Шейла перечитала то, что написала, покачала головой, удивляясь своим глупым фантазиям, и снова спрятала сочинение среди других бумаг.
Она взяла жакет, положила в карман кассету и вышла из дома. Все обрадовались ей, как будто Шейла была членом их семьи.
А есть ли у нее вообще родной дом и семья?
Тернер предложил ей плетеное кресло рядом с ним, и Шейла села в него. Огонь жарко потрескивал, на огромном небе Монтаны мерцали яркие созвездия, каких она никогда раньше не видела.
— Слава богу, что ты пришла, — пробормотал Тернер. — Даниэлла угрожала научить Ники «Девяноста девяти пивным бутылкам на стене».
— Тогда он наверняка несколько недель подряд издевался бы над нами, — согласилась Шейла с притворным ужасом. — Возможно, несколько месяцев.
— Ты недооцениваешь моего племянника. Он использовал бы это оружие по крайней мере до своего восемнадцатилетия.
— Не шепчитесь. У вас есть какая-то тайна? — поинтересовалась Даниэлла.
— Да. Секретная песня.
У Шейлы замерло сердце. Как он мог узнать об этом? Неужели листок выпал из ее блокнота?
Но это оказалось случайным совпадением.
— Она собирается спеть ее прямо сейчас, правда, Шейла? — ласково спросил Тернер.
— О, да, спой свои песни для Хэллоуина, — настаивала Даниэлла.

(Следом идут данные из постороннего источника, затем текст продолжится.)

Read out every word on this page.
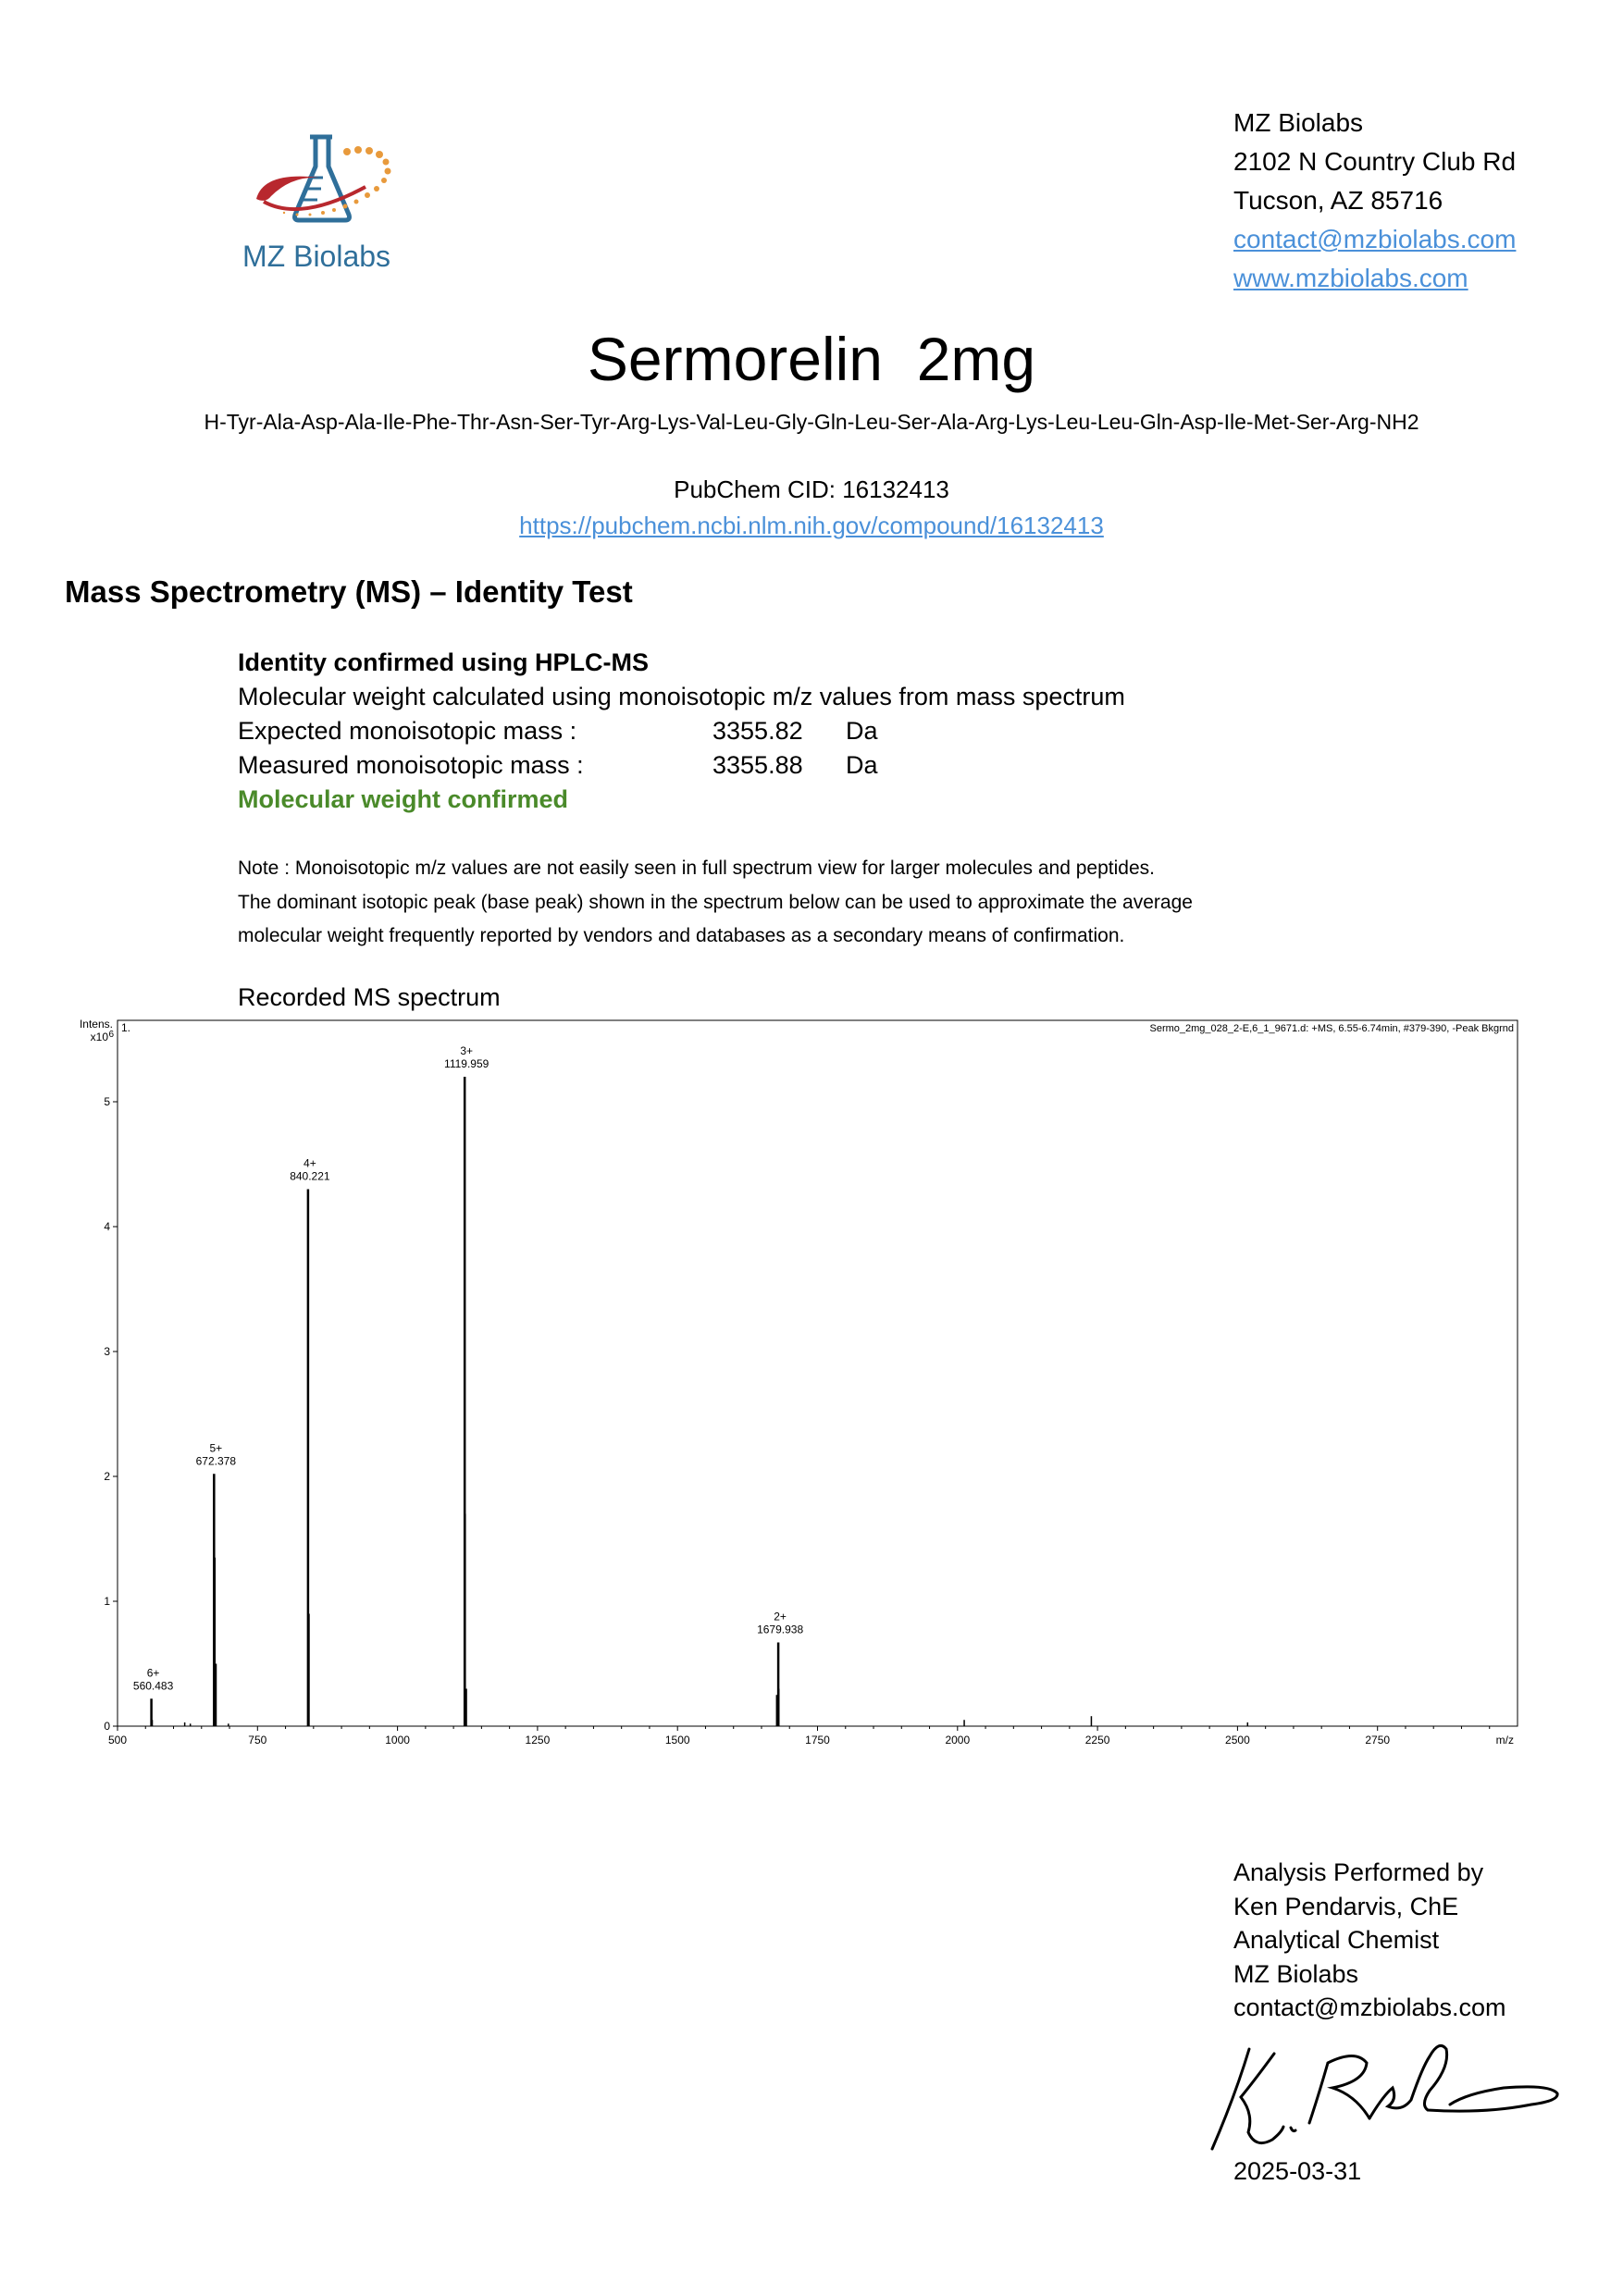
MZ Biolabs
MZ Biolabs
2102 N Country Club Rd
Tucson, AZ 85716
contact@mzbiolabs.com
www.mzbiolabs.com
Sermorelin  2mg
H-Tyr-Ala-Asp-Ala-Ile-Phe-Thr-Asn-Ser-Tyr-Arg-Lys-Val-Leu-Gly-Gln-Leu-Ser-Ala-Arg-Lys-Leu-Leu-Gln-Asp-Ile-Met-Ser-Arg-NH2
PubChem CID: 16132413
https://pubchem.ncbi.nlm.nih.gov/compound/16132413
Mass Spectrometry (MS) – Identity Test
Identity confirmed using HPLC-MS
Molecular weight calculated using monoisotopic m/z values from mass spectrum
Expected monoisotopic mass :	3355.82 Da
Measured monoisotopic mass :	3355.88 Da
Molecular weight confirmed
Note : Monoisotopic m/z values are not easily seen in full spectrum view for larger molecules and peptides.
The dominant isotopic peak (base peak) shown in the spectrum below can be used to approximate the average
molecular weight frequently reported by vendors and databases as a secondary means of confirmation.
Recorded MS spectrum
Intens.
x10 6
1.	Sermo_2mg_028_2-E,6_1_9671.d: +MS, 6.55-6.74min, #379-390, -Peak Bkgrnd
0
1
2
3
4
5
500	750	1000	1250	1500	1750	2000	2250	2500	2750	m/z
6+
560.483
5+
672.378
4+
840.221
3+
1119.959
2+
1679.938
Analysis Performed by
Ken Pendarvis, ChE
Analytical Chemist
MZ Biolabs
contact@mzbiolabs.com
2025-03-31
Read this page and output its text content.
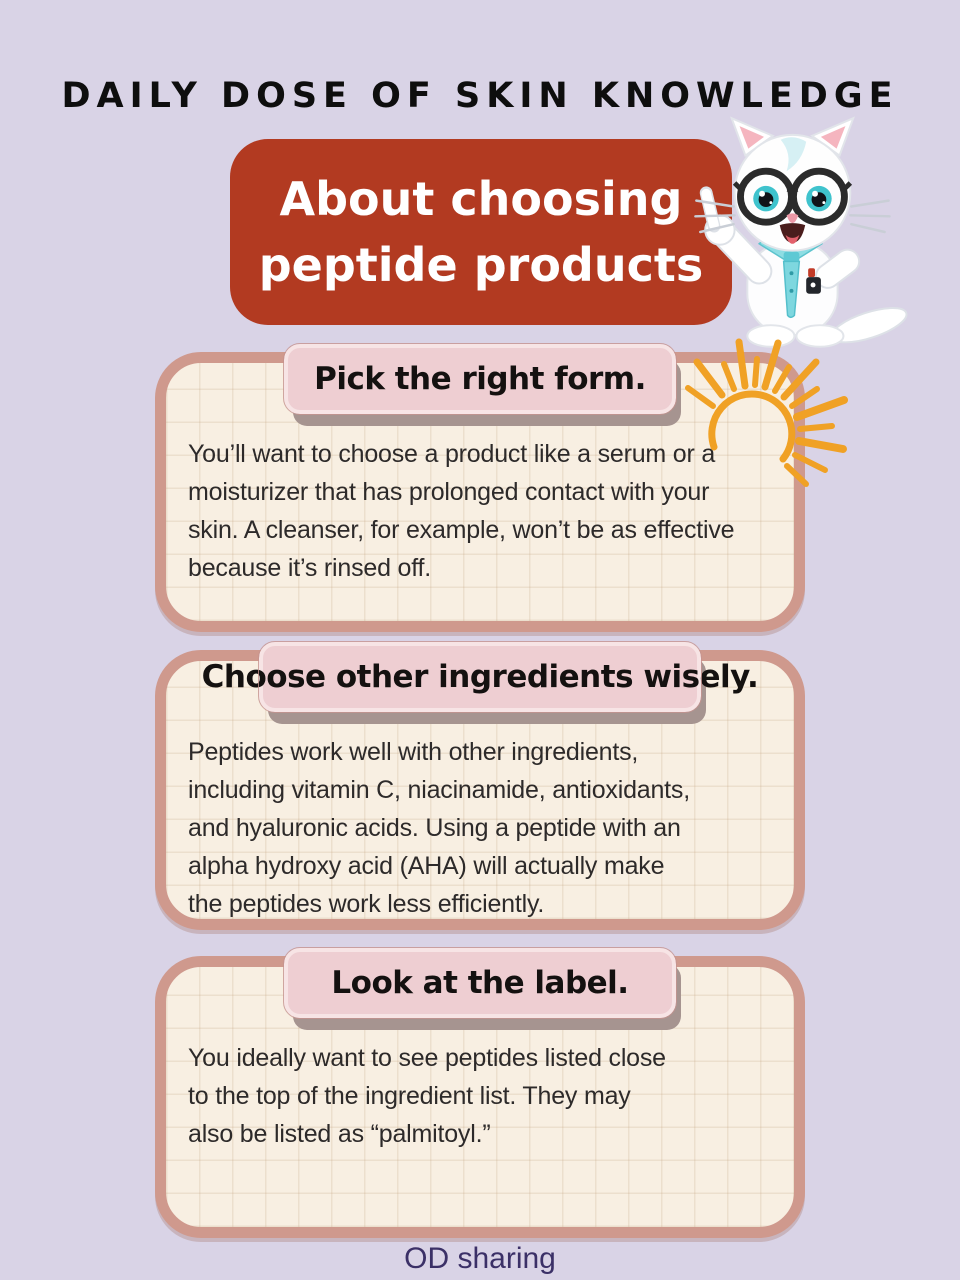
DAILY DOSE OF SKIN KNOWLEDGE
About choosing
peptide products
Pick the right form.
You’ll want to choose a product like a serum or a
moisturizer that has prolonged contact with your
skin. A cleanser, for example, won’t be as effective
because it’s rinsed off.
Choose other ingredients wisely.
Peptides work well with other ingredients,
including vitamin C, niacinamide, antioxidants,
and hyaluronic acids. Using a peptide with an
alpha hydroxy acid (AHA) will actually make
the peptides work less efficiently.
Look at the label.
You ideally want to see peptides listed close
to the top of the ingredient list. They may
also be listed as “palmitoyl.”
OD sharing
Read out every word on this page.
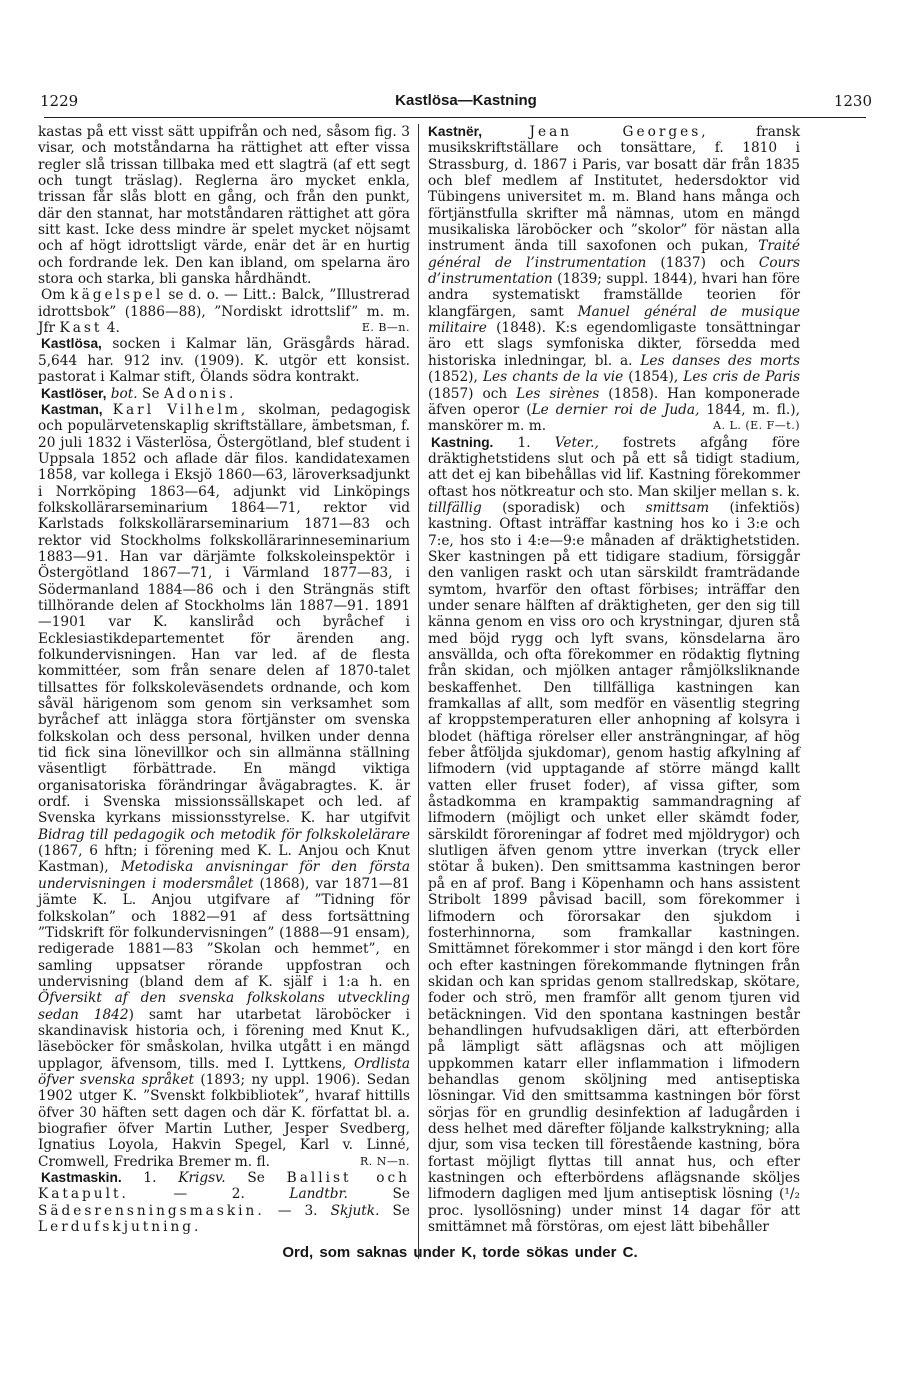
1229	Kastlösa—Kastning	1230

kastas på ett visst sätt uppifrån och ned, såsom fig. 3 visar, och motståndarna ha rättighet att efter vissa regler slå trissan tillbaka med ett slagträ (af ett segt och tungt träslag). Reglerna äro mycket enkla, trissan får slås blott en gång, och från den punkt, där den stannat, har motståndaren rättighet att göra sitt kast. Icke dess mindre är spelet mycket nöjsamt och af högt idrottsligt värde, enär det är en hurtig och fordrande lek. Den kan ibland, om spelarna äro stora och starka, bli ganska hårdhändt.

Om kägelspel se d. o. — Litt.: Balck, ”Illustrerad idrottsbok” (1886—88), ”Nordiskt idrottslif” m. m. Jfr Kast 4.	E. B—n.

Kastlösa, socken i Kalmar län, Gräsgårds härad. 5,644 har. 912 inv. (1909). K. utgör ett konsist. pastorat i Kalmar stift, Ölands södra kontrakt.

Kastlöser, bot. Se Adonis.

Kastman, Karl Vilhelm, skolman, pedagogisk och populärvetenskaplig skriftställare, ämbetsman, f. 20 juli 1832 i Västerlösa, Östergötland, blef student i Uppsala 1852 och aflade där filos. kandidatexamen 1858, var kollega i Eksjö 1860—63, läroverksadjunkt i Norrköping 1863—64, adjunkt vid Linköpings folkskollärarseminarium 1864—71, rektor vid Karlstads folkskollärarseminarium 1871—83 och rektor vid Stockholms folkskollärarinneseminarium 1883—91. Han var därjämte folkskoleinspektör i Östergötland 1867—71, i Värmland 1877—83, i Södermanland 1884—86 och i den Strängnäs stift tillhörande delen af Stockholms län 1887—91. 1891—1901 var K. kansliråd och byråchef i Ecklesiastikdepartementet för ärenden ang. folkundervisningen. Han var led. af de flesta kommittéer, som från senare delen af 1870-talet tillsattes för folkskoleväsendets ordnande, och kom såväl härigenom som genom sin verksamhet som byråchef att inlägga stora förtjänster om svenska folkskolan och dess personal, hvilken under denna tid fick sina lönevillkor och sin allmänna ställning väsentligt förbättrade. En mängd viktiga organisatoriska förändringar åvägabragtes. K. är ordf. i Svenska missionssällskapet och led. af Svenska kyrkans missionsstyrelse. K. har utgifvit Bidrag till pedagogik och metodik för folkskolelärare (1867, 6 hftn; i förening med K. L. Anjou och Knut Kastman), Metodiska anvisningar för den första undervisningen i modersmålet (1868), var 1871—81 jämte K. L. Anjou utgifvare af ”Tidning för folkskolan” och 1882—91 af dess fortsättning ”Tidskrift för folkundervisningen” (1888—91 ensam), redigerade 1881—83 ”Skolan och hemmet”, en samling uppsatser rörande uppfostran och undervisning (bland dem af K. själf i 1:a h. en Öfversikt af den svenska folkskolans utveckling sedan 1842) samt har utarbetat läroböcker i skandinavisk historia och, i förening med Knut K., läseböcker för småskolan, hvilka utgått i en mängd upplagor, äfvensom, tills. med I. Lyttkens, Ordlista öfver svenska språket (1893; ny uppl. 1906). Sedan 1902 utger K. ”Svenskt folkbibliotek”, hvaraf hittills öfver 30 häften sett dagen och där K. författat bl. a. biografier öfver Martin Luther, Jesper Svedberg, Ignatius Loyola, Hakvin Spegel, Karl v. Linné, Cromwell, Fredrika Bremer m. fl.	R. N—n.

Kastmaskin. 1. Krigsv. Se Ballist och Katapult. — 2. Landtbr. Se Sädesrensningsmaskin. — 3. Skjutk. Se Lerdufskjutning.

Kastnër,	Jean Georges, fransk musikskriftställare och tonsättare, f. 1810 i Strassburg, d. 1867 i Paris, var bosatt där från 1835 och blef medlem af Institutet, hedersdoktor vid Tübingens universitet m. m. Bland hans många och förtjänstfulla skrifter må nämnas, utom en mängd musikaliska läroböcker och ”skolor” för nästan alla instrument ända till saxofonen och pukan, Traité général de l’instrumentation (1837) och Cours d’instrumentation (1839; suppl. 1844), hvari han före andra systematiskt framställde teorien för klangfärgen, samt Manuel général de musique militaire (1848). K:s egendomligaste tonsättningar äro ett slags symfoniska dikter, försedda med historiska inledningar, bl. a. Les danses des morts (1852), Les chants de la vie (1854), Les cris de Paris (1857) och Les sirènes (1858). Han komponerade äfven operor (Le dernier roi de Juda, 1844, m. fl.), manskörer m. m.	A. L. (E. F—t.)

Kastning. 1. Veter., fostrets afgång före dräktighetstidens slut och på ett så tidigt stadium, att det ej kan bibehållas vid lif. Kastning förekommer oftast hos nötkreatur och sto. Man skiljer mellan s. k. tillfällig (sporadisk) och smittsam (infektiös) kastning. Oftast inträffar kastning hos ko i 3:e och 7:e, hos sto i 4:e—9:e månaden af dräktighetstiden. Sker kastningen på ett tidigare stadium, försiggår den vanligen raskt och utan särskildt framträdande symtom, hvarför den oftast förbises; inträffar den under senare hälften af dräktigheten, ger den sig till känna genom en viss oro och krystningar, djuren stå med böjd rygg och lyft svans, könsdelarna äro ansvällda, och ofta förekommer en rödaktig flytning från skidan, och mjölken antager råmjölksliknande beskaffenhet. Den tillfälliga kastningen kan framkallas af allt, som medför en väsentlig stegring af kroppstemperaturen eller anhopning af kolsyra i blodet (häftiga rörelser eller ansträngningar, af hög feber åtföljda sjukdomar), genom hastig afkylning af lifmodern (vid upptagande af större mängd kallt vatten eller fruset foder), af vissa gifter, som åstadkomma en krampaktig sammandragning af lifmodern (möjligt och unket eller skämdt foder, särskildt föroreningar af fodret med mjöldrygor) och slutligen äfven genom yttre inverkan (tryck eller stötar å buken). Den smittsamma kastningen beror på en af prof. Bang i Köpenhamn och hans assistent Stribolt 1899 påvisad bacill, som förekommer i lifmodern och förorsakar den sjukdom i fosterhinnorna, som framkallar kastningen. Smittämnet förekommer i stor mängd i den kort före och efter kastningen förekommande flytningen från skidan och kan spridas genom stallredskap, skötare, foder och strö, men framför allt genom tjuren vid betäckningen. Vid den spontana kastningen består behandlingen hufvudsakligen däri, att efterbörden på lämpligt sätt aflägsnas och att möjligen uppkommen katarr eller inflammation i lifmodern behandlas genom sköljning med antiseptiska lösningar. Vid den smittsamma kastningen bör först sörjas för en grundlig desinfektion af ladugården i dess helhet med därefter följande kalkstrykning; alla djur, som visa tecken till förestående kastning, böra fortast möjligt flyttas till annat hus, och efter kastningen och efterbördens aflägsnande sköljes lifmodern dagligen med ljum antiseptisk lösning (¹/₂ proc. lysollösning) under minst 14 dagar för att smittämnet må förstöras, om ejest lätt bibehåller

Ord, som saknas under K, torde sökas under C.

— Ники будет ковбоем на Хэллоуин, — заявил Ники, украдкой бросив на Тернера восхищенный взгляд. — Шейла, пой сейчас же.
И она запела.
Дети пришли в восторг от ее песен. Шейле пришлось спеть каждую песню несколько раз, только тогда они успокоились.
Настало время ложиться спать.
Шейла взглянула на палатку. И зачем она согласилась переночевать в ней? Под одной крышей с Тернером. И теперь их не будут разделять ни стены, ни двери. Господи, и в чем спит такой мужчина?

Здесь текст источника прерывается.